The move, proposed by the minority Labour government early on Tuesday, came at a time of intense international scrutiny on the fund’s ethical divestments.
In September, the U.S. State Department said it was “very troubled” by the fund’s decision to divest from construction equipment group Caterpillar over the use of the company’s products by Israeli authorities in Gaza and the occupied West Bank.
“The world has changed since the ethical guidelines were first adopted,” Finance Minister Jens Stoltenberg told parliament earlier on Tuesday. “The rules need to be reviewed.”
DIVESTMENT GUIDELINES TO BE REVIEWED
The fund’s ethical guidelines, set by parliament, were first introduced in 2004. They stipulate, among other things, that the fund cannot invest in companies involved in serious violations of individuals’ rights in war or conflict situations.
An independent ethics body investigates alleged breaches and recommends companies for divestments. The decision to pull out is ultimately taken by the central bank’s board.
These recommendations to divest will now be put on hold for a period of roughly a year while guidelines are reviewed, Stoltenberg told parliament.
The Conservatives, who supported the proposal, still questioned why the decision was being rushed when usually this would take months, if not years, to get through parliament.
DECISION NEEDED TO ‘PROTECT’ FUND
Stoltenberg said it was needed to do this to protect the fund, which now finances 25% of public spending, at a time when a significant part of its value is dependent on a handful of companies.
“The seven most valuable companies in the world provide 16% of the fund’s stock holdings,” said Stoltenberg, referring to Nvidia, Microsoft, Apple, Amazon, Alphabet, Meta and Broadcom.
“Under today’s ethical guidelines for exclusions, we must be prepared that we may no longer be able to invest in the world’s biggest companies.

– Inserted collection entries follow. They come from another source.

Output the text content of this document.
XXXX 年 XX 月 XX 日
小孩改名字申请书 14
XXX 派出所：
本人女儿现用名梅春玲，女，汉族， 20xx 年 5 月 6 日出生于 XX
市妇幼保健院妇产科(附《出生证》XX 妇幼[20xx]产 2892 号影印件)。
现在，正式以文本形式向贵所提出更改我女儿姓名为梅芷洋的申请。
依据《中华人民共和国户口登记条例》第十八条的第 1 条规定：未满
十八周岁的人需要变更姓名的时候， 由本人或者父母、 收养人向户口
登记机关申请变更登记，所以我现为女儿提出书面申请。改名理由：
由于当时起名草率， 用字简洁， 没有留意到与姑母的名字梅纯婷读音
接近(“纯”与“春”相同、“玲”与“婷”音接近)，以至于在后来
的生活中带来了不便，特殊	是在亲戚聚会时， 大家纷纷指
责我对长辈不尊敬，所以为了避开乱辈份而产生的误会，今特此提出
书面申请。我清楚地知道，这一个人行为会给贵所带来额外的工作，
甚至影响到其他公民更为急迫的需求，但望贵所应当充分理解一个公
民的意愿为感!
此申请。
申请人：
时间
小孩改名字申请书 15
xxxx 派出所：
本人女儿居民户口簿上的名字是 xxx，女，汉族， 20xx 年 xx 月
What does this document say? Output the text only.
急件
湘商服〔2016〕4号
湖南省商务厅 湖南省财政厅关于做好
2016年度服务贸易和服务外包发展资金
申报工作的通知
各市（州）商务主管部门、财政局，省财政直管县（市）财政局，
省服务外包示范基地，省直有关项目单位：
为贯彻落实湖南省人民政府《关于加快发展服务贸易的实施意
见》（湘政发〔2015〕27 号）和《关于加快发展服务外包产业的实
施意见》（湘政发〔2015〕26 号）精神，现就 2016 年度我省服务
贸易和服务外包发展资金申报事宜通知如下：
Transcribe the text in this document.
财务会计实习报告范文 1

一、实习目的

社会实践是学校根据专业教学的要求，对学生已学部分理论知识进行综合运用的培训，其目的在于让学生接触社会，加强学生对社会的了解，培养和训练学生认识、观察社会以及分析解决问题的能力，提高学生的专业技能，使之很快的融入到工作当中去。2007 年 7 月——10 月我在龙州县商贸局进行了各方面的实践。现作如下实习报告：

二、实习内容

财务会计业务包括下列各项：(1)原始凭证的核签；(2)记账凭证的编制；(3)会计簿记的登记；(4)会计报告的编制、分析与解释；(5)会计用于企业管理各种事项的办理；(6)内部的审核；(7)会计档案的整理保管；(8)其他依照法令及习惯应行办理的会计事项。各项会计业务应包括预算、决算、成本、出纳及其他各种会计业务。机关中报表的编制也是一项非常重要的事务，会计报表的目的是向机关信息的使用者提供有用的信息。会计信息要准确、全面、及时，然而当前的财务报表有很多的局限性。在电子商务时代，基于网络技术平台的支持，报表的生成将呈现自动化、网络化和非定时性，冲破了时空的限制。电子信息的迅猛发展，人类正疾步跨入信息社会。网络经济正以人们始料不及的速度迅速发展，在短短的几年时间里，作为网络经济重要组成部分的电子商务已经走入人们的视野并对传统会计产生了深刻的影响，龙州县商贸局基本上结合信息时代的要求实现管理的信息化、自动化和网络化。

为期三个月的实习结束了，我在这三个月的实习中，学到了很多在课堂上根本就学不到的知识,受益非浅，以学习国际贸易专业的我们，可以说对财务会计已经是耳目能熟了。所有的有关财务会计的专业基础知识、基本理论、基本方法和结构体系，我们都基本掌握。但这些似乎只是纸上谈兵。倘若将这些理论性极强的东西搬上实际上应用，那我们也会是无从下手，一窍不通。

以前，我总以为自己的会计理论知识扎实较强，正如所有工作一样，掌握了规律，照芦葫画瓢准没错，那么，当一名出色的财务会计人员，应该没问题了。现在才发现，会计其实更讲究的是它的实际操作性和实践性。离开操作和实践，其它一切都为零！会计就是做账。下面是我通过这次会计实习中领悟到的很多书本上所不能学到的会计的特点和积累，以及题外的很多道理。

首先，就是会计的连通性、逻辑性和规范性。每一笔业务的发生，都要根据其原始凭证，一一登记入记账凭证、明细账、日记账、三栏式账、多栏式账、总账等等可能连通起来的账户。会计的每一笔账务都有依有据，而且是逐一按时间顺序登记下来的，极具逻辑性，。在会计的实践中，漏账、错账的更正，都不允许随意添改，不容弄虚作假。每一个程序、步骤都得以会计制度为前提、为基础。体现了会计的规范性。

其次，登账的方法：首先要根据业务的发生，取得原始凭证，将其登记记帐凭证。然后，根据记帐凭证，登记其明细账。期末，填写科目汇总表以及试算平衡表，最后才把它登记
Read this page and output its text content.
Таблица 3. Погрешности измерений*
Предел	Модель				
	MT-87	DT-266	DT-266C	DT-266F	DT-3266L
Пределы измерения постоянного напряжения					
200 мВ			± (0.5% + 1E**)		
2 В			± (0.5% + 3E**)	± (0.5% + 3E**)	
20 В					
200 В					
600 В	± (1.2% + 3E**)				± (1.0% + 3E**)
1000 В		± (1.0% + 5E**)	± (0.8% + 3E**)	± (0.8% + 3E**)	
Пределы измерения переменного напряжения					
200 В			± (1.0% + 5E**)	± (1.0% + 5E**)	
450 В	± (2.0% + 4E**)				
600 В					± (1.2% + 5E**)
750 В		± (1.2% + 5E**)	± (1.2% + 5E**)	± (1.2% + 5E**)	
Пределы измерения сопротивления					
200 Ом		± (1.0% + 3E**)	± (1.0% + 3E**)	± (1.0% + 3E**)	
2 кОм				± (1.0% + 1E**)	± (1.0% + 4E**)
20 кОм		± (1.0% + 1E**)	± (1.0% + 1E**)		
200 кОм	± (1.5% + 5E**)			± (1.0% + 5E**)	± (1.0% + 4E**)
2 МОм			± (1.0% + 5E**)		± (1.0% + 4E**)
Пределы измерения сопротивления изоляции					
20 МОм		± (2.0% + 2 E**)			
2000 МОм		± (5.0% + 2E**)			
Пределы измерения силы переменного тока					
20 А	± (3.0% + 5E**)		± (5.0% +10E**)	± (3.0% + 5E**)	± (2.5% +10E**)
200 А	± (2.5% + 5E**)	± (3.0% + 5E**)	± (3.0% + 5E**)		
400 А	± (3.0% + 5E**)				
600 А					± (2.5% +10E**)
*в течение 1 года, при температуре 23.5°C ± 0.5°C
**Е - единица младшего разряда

Then we would not remain as a broad, global index fund,” he said.
Three parties Labour relies on to pass its budgets condemned the proposal.
During the Nordic country’s most recent election campaign, in August and September, the fund’s investments in Israel took centre stage, with some parties campaigning on the issue.
One said it would only support a future Labour government if it divested from all companies involved in what it called “Israel’s illegal warfare in Gaza”.
On Tuesday, that party, the Socialist Left, said the government was acting out of fear of the United States.
“(This) is, without a doubt, really about the fear of Trump’s reactions,” Socialist Left lawmaker Ingrid Fiskaa told parliament.
Separately, the fund’s management said it would vote against ratifying Tesla CEO Elon Musk’s proposed compensation package, containing shares worth up to $1 trillion, which critics have called excessive.